Roberto Massimo tajną bronią Górnika na mecz z Koroną?
W czwartkowe popołudnie Górnik Zabrze zaprezentował bogatą galerię zdjęć z ostatniego treningu. Na fotografiach można było dostrzec między innymi Roberto Massimo, o którego absencję w ostatnich meczach dopytywali się kibice w mediach społecznościowych. Dobra informacja jest taka, że uraz skrzydłowego nie okazał się groźny i wiele wskazuje na to, że 25-latek może powrócić do kadry meczowej już w najbliższą sobotę, po trzech meczach przerwy.

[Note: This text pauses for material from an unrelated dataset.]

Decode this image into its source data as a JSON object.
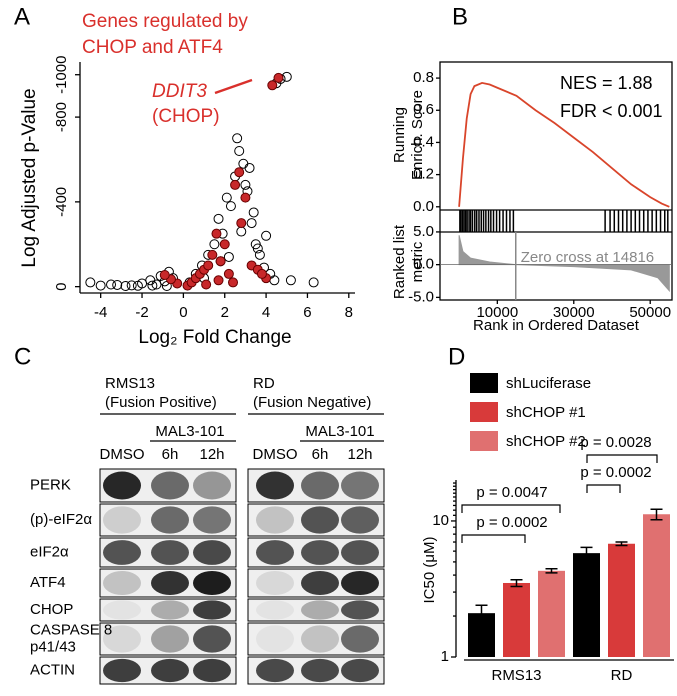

Massimo po raz ostatni pojawił się na murawie w dniu 15 września, kiedy to zagrał kilkanaście minut przeciwko Rakowowi Częstochowa. Przed urazem sztab szkoleniowy dość regularnie sięgał po tego gracza, wystawiając do w sześciu spotkaniach, w których uzbierał łącznie 272 minuty. Póki co są to jego jedyne liczby w barwach „Trójkolorowych”.
Na miejsce w wyjściowym składzie na mecz z Koroną Kielce Roberto Massimo nie ma co raczej liczyć, bo wydaje się, że na dziś przegrywa rywalizację nie tylko z Ousmane Sowem, Maksymem Chłaniem czy nawet Matusem Kmetem. Niemniej nie zdziwi, jeśli Gasparik użyje go jako jokera, tak jak w Częstochowie, gdzie w końcówce dwukrotnie był blisko pokonania golkipera rywali.
Jaki skład Górnika Zabrze na mecz z Koroną Kielce?
Górnik Zabrze przygotowania do rywalizacji z Koroną Kielce rozpoczął w poniedziałek, po czterech dniach urlopu, o czym więc możesz przeczytać na łamach naszego portalu w tym tekście >>>www<<< Zespół praktycznie od początku trenował w komplecie, brakowało jedynie czterech kadrowiczów. Na zdjęciach z treningów trudno dostrzec Erika Janżę oraz Lukasa Ambrosa, ale z przesłuchów wynika, że w piątek obaj powinni już ćwiczyć z drużyną. Wiele wskazuje więc na to, że w sobotę trenera Michal Gasparik wystawi identyczny skład, jak w rywalizacji z Legią Warszawa (3:1).
GÓRNIK ZABRZE: Marcel Łubik – Erik Janża, Josema, Rafał Janicki, Kryspin Szcześniak – Lukas Ambros, Patrik Hellebrand, Jarosław Kubicki – Ousmane Sow, Sondre Liseth, Maksym Chłań.